It’s easy to feel like you’re dreaming while watching “Sugarfree,” the new video from Sugarplum Fairies. The new visual, which arrived on Friday (Oct. 22), feels like it’s a flashback wrapped in a memory and covered in a wistful yearning for yesterday. It’s a vivid dash of visual nostalgia, paired with an equally intoxicating track. Moments of innocence are followed by odd visuals — backward dancing and odd convulsions. It’s both disarming and unnerving – in other words, it’s art.
“Sugarfree” is about a birthday party, the late arrival of a mysterious blonde bombshell, and a silly bout of jealousy,” Silvia Ryder of Sugarplum Fairies shares with HollywoodLife. The track is part of the group’s return, one that has been christened with a collection of renditions and reimaginations from their earlier work in the late 90s/early 2000s. “Sugarfree” first appeared on 2003’s Introspective Raincoat Student Music, and this 2021 version cranks up the atmosphere while slowing it down a notch or three.
As for the visual? “The accompanying video incorporates footage from the personal archives of enigmatic visual artist Mercedes Helnwein,” Sylvia tells HollywoodLife, “dating back to her high school years when she started filming choreographed dance moves with her friends.”

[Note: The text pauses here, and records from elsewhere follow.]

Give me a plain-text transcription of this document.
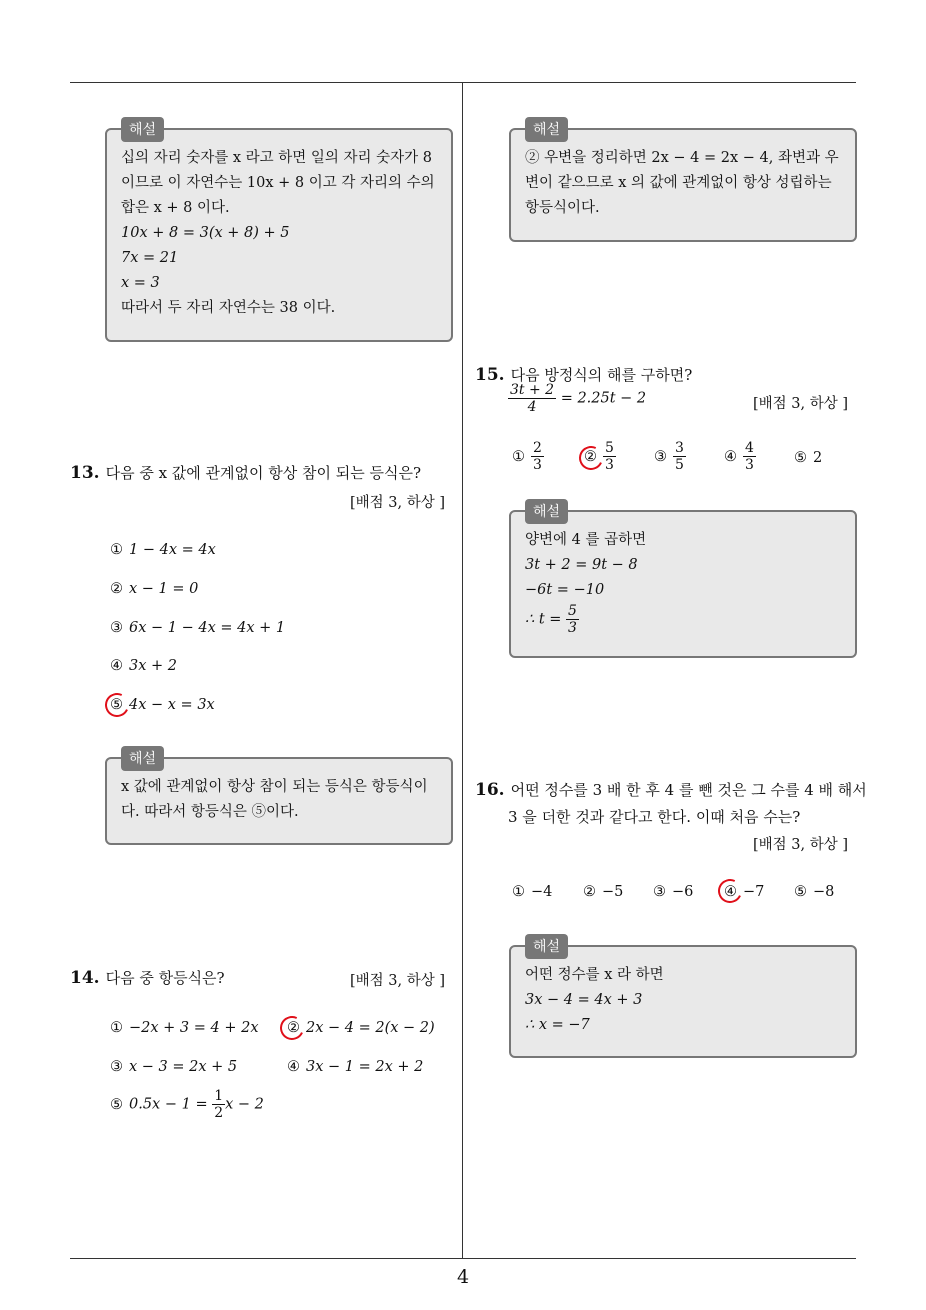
해설
십의 자리 숫자를 x 라고 하면 일의 자리 숫자가 8
이므로 이 자연수는 10x + 8 이고 각 자리의 수의
합은 x + 8 이다.
10x + 8 = 3(x + 8) + 5
7x = 21
x = 3
따라서 두 자리 자연수는 38 이다.
13. 다음 중 x 값에 관계없이 항상 참이 되는 등식은?
[배점 3, 하상 ]
① 1 − 4x = 4x
② x − 1 = 0
③ 6x − 1 − 4x = 4x + 1
④ 3x + 2
⑤ 4x − x = 3x
해설
x 값에 관계없이 항상 참이 되는 등식은 항등식이
다. 따라서 항등식은 ⑤이다.
14. 다음 중 항등식은?	[배점 3, 하상 ]
① −2x + 3 = 4 + 2x ② 2x − 4 = 2(x − 2)
③ x − 3 = 2x + 5	④ 3x − 1 = 2x + 2
⑤ $0.5x - 1 = \frac{1}{2}$ x − 2
해설
② 우변을 정리하면 2x − 4 = 2x − 4, 좌변과 우
변이 같으므로 x 의 값에 관계없이 항상 성립하는
항등식이다.
15. 다음 방정식의 해를 구하면?
$\frac{3t + 2}{4} = 2.25t - 2$	[배점 3, 하상 ]
① $\frac{2}{3}$	② $\frac{5}{3}$	③ $\frac{3}{5}$	④ $\frac{4}{3}$	⑤ 2
해설
양변에 4 를 곱하면
3t + 2 = 9t − 8
−6t = −10
∴ $t = \frac{5}{3}$
16. 어떤 정수를 3 배 한 후 4 를 뺀 것은 그 수를 4 배 해서
3 을 더한 것과 같다고 한다. 이때 처음 수는?
[배점 3, 하상 ]
① −4 ② −5 ③ −6 ④ −7 ⑤ −8
해설
어떤 정수를 x 라 하면
3x − 4 = 4x + 3
∴ x = −7
4
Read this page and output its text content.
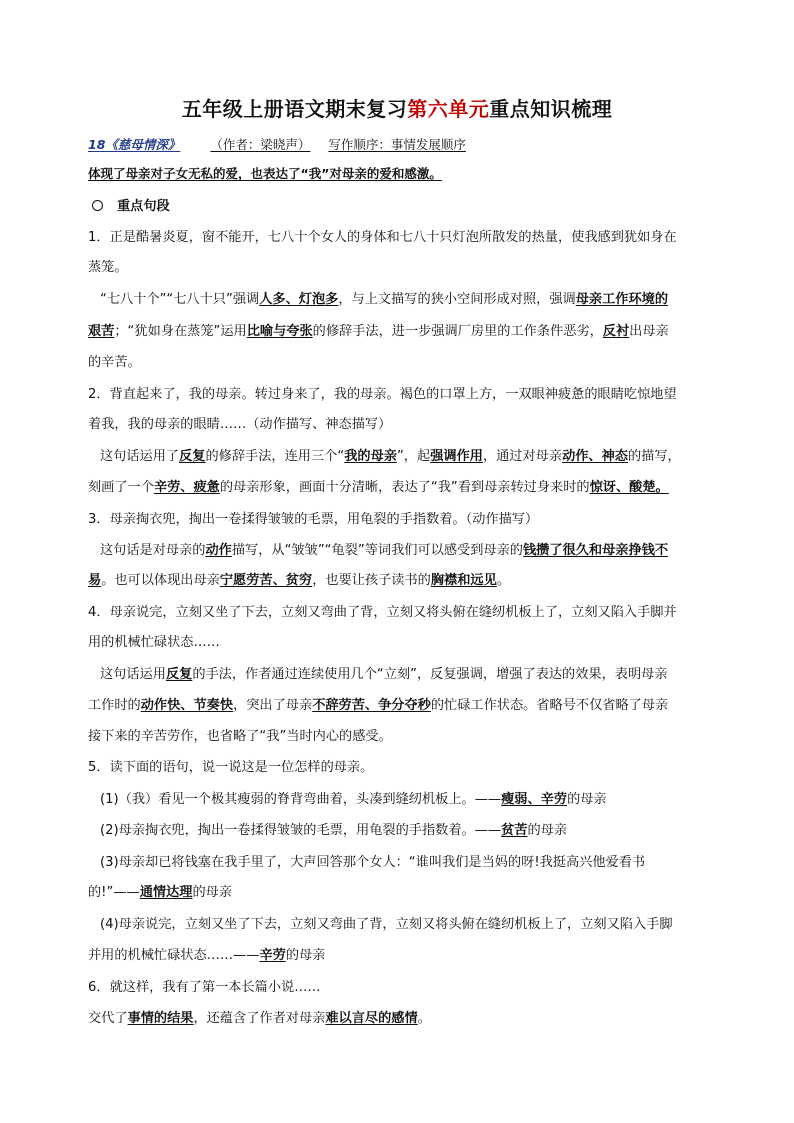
五年级上册语文期末复习第六单元重点知识梳理
18《慈母情深》 （作者：梁晓声） 写作顺序：事情发展顺序
体现了母亲对子女无私的爱，也表达了“我”对母亲的爱和感激。
重点句段
1．正是酷暑炎夏，窗不能开，七八十个女人的身体和七八十只灯泡所散发的热量，使我感到犹如身在
蒸笼。
“七八十个”“七八十只”强调人多、灯泡多，与上文描写的狭小空间形成对照，强调母亲工作环境的
艰苦；“犹如身在蒸笼”运用比喻与夸张的修辞手法，进一步强调厂房里的工作条件恶劣，反衬出母亲
的辛苦。
2．背直起来了，我的母亲。转过身来了，我的母亲。褐色的口罩上方，一双眼神疲惫的眼睛吃惊地望
着我，我的母亲的眼睛……（动作描写、神态描写）
这句话运用了反复的修辞手法，连用三个“我的母亲”，起强调作用，通过对母亲动作、神态的描写，
刻画了一个辛劳、疲惫的母亲形象，画面十分清晰，表达了“我”看到母亲转过身来时的惊讶、酸楚。
3．母亲掏衣兜，掏出一卷揉得皱皱的毛票，用龟裂的手指数着。（动作描写）
这句话是对母亲的动作描写，从“皱皱”“龟裂”等词我们可以感受到母亲的钱攒了很久和母亲挣钱不
易。也可以体现出母亲宁愿劳苦、贫穷，也要让孩子读书的胸襟和远见。
4．母亲说完，立刻又坐了下去，立刻又弯曲了背，立刻又将头俯在缝纫机板上了，立刻又陷入手脚并
用的机械忙碌状态……
这句话运用反复的手法，作者通过连续使用几个“立刻”，反复强调，增强了表达的效果，表明母亲
工作时的动作快、节奏快，突出了母亲不辞劳苦、争分夺秒的忙碌工作状态。省略号不仅省略了母亲
接下来的辛苦劳作，也省略了“我”当时内心的感受。
5．读下面的语句，说一说这是一位怎样的母亲。
(1)（我）看见一个极其瘦弱的脊背弯曲着，头凑到缝纫机板上。——瘦弱、辛劳的母亲
(2)母亲掏衣兜，掏出一卷揉得皱皱的毛票，用龟裂的手指数着。——贫苦的母亲
(3)母亲却已将钱塞在我手里了，大声回答那个女人：“谁叫我们是当妈的呀!我挺高兴他爱看书
的!”——通情达理的母亲
(4)母亲说完，立刻又坐了下去，立刻又弯曲了背，立刻又将头俯在缝纫机板上了，立刻又陷入手脚
并用的机械忙碌状态……——辛劳的母亲
6．就这样，我有了第一本长篇小说……
交代了事情的结果，还蕴含了作者对母亲难以言尽的感情。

Sugarplum Fairies first arrived in 1998 as a Vienna-raised/California-based husband and wife duo. After the personal and creative breakup in 20013, Sylvia took the moniker and transformed the group into an artistic collective, with a rotating cast that helped the music breathe again. With dashes of shoegaze, folk-noir, and vintage guitar pop, Sugarplum Fairies have inspired many of their peers and the alt-pop dreamers of the modern-day.
The reimagined renditions of these classic tracks will be part of Altar Songs 1998-2021. The album, set for a Dec. 3 release, features numerous collaborations with original Uncle Tupelo/Wilco drummer and producer Ken Coomer, late Mazzy Star drummer Keith Mitchell, Jebin Bruni (Public Image Ltd, Fiona Apple), Joey Waronker (drummer for Beck and REM), Gus Seyffert (bassist for Beck, Norah Jones), cellist Martin Tillman (Elvis Costello, T Bone Burnett), and a horn mastermind Danny T. Levin (Iggy Pop, Rilo Kiley). Is it the recipe for success and the best part? It’s sugar free.